On the day when Springfield is officially announced as the new team, the Commissioner gets confused by all of the new street names and gets lost. He stops for directions at the Simpsons' house and is greeted by Grampa Simpson, who welcomes him in. However, Grampa starts to fear that the commissioner is an undercover burglar and attacks him and ties him up because, at the same time, he is watching on TV a program about undercover burglars who act just as the Commissioner did (asking for a telephone and a bathroom and, sometimes, taking pictures of the children of the house - he was looking at one with Bart and Lisa when attacked). The rest of the family arrives home, disappointed that the commissioner did not show and is shocked to find him tied up in their living room. The commissioner is so angry that he declares "the Meltdowns will never be" and leaves, never to return.

The entire town starts to hate Grampa, and the expensive stadium has to be used for farmers' markets. Grampa is depressed and decides to seek out a doctor who will help him commit suicide. To make it a more peaceful experience they project in front of him, at his request, hippies being beaten up by police. The doctor tells Grampa to reconsider, and Grampa decides that if anyone calls him in the next 24 hours, he will not go through with his plan. The call never comes and Grampa goes back to the clinic the next day. Grampa comes very close to being killed but the police show up just in time to stop it.

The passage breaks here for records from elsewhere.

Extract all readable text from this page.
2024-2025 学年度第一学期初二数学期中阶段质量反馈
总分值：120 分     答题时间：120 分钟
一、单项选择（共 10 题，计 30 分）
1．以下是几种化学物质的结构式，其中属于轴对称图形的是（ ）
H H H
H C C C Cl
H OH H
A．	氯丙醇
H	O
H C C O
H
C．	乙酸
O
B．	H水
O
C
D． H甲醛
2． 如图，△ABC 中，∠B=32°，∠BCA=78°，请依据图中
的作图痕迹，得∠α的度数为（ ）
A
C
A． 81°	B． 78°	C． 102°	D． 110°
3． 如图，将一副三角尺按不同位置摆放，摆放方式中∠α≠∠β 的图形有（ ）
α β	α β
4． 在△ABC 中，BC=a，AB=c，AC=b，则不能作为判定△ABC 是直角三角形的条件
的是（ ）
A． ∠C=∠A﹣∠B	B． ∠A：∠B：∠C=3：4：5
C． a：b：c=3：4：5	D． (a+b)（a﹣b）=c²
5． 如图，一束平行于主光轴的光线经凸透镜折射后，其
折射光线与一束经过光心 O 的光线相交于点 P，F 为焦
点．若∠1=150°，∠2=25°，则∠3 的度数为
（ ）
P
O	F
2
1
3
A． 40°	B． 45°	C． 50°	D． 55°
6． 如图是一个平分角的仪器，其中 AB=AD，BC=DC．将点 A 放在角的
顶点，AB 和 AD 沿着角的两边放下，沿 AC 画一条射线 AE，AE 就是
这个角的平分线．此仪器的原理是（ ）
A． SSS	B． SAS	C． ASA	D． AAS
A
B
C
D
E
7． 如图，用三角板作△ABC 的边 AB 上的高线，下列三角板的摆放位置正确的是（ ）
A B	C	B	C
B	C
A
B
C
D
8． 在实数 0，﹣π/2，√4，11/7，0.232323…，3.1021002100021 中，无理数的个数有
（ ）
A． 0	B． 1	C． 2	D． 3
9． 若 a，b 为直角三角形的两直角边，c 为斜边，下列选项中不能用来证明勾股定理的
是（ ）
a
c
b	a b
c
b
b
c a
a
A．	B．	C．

Grampa thinks he is dead and runs through the town, seeing "Hamburger Heaven" and a Charlie Chaplin impersonator. He soon learns that he is not dead, gets a new lease on life and decides to live it up. Meanwhile, the city decides to turn the unused football stadium into an arena for bull fighting. Despite Lisa's protests, Grampa decides to become a matador. Grampa wins his first fight with a bull, but at home, Lisa tells Grampa that she is disappointed. Grampa tells her that people are cheering him for his success, but Lisa tells him that she has always cheered for him until now. Grampa is not sure about that, but in the next fight he sees the bull that he is about to kill and decides to spare its life. He releases all the bulls, which immediately start running through the streets of Springfield, causing a great deal of destruction. One bull takes the elevator up to the press box, and attacks the announcer, who is a parody of Spanish-language soccer announcer Andres Cantor. Lisa is proud of Grampa and the two reconcile, but they both became in danger by two bulls flying with balloons.

[edit] Cultural references

The television programme, "48 minutes", that Abraham Simpson was watching, was a spoof of the show, "60 Minutes". Lisa protests in front of the bull arena, singing a parody of "Blowin' in the Wind by Bob Dylan. The assisted suicide scene with the bed, music, and projected imagery is a reference to a similar scene in the film Soylent Green starring Charlton Heston.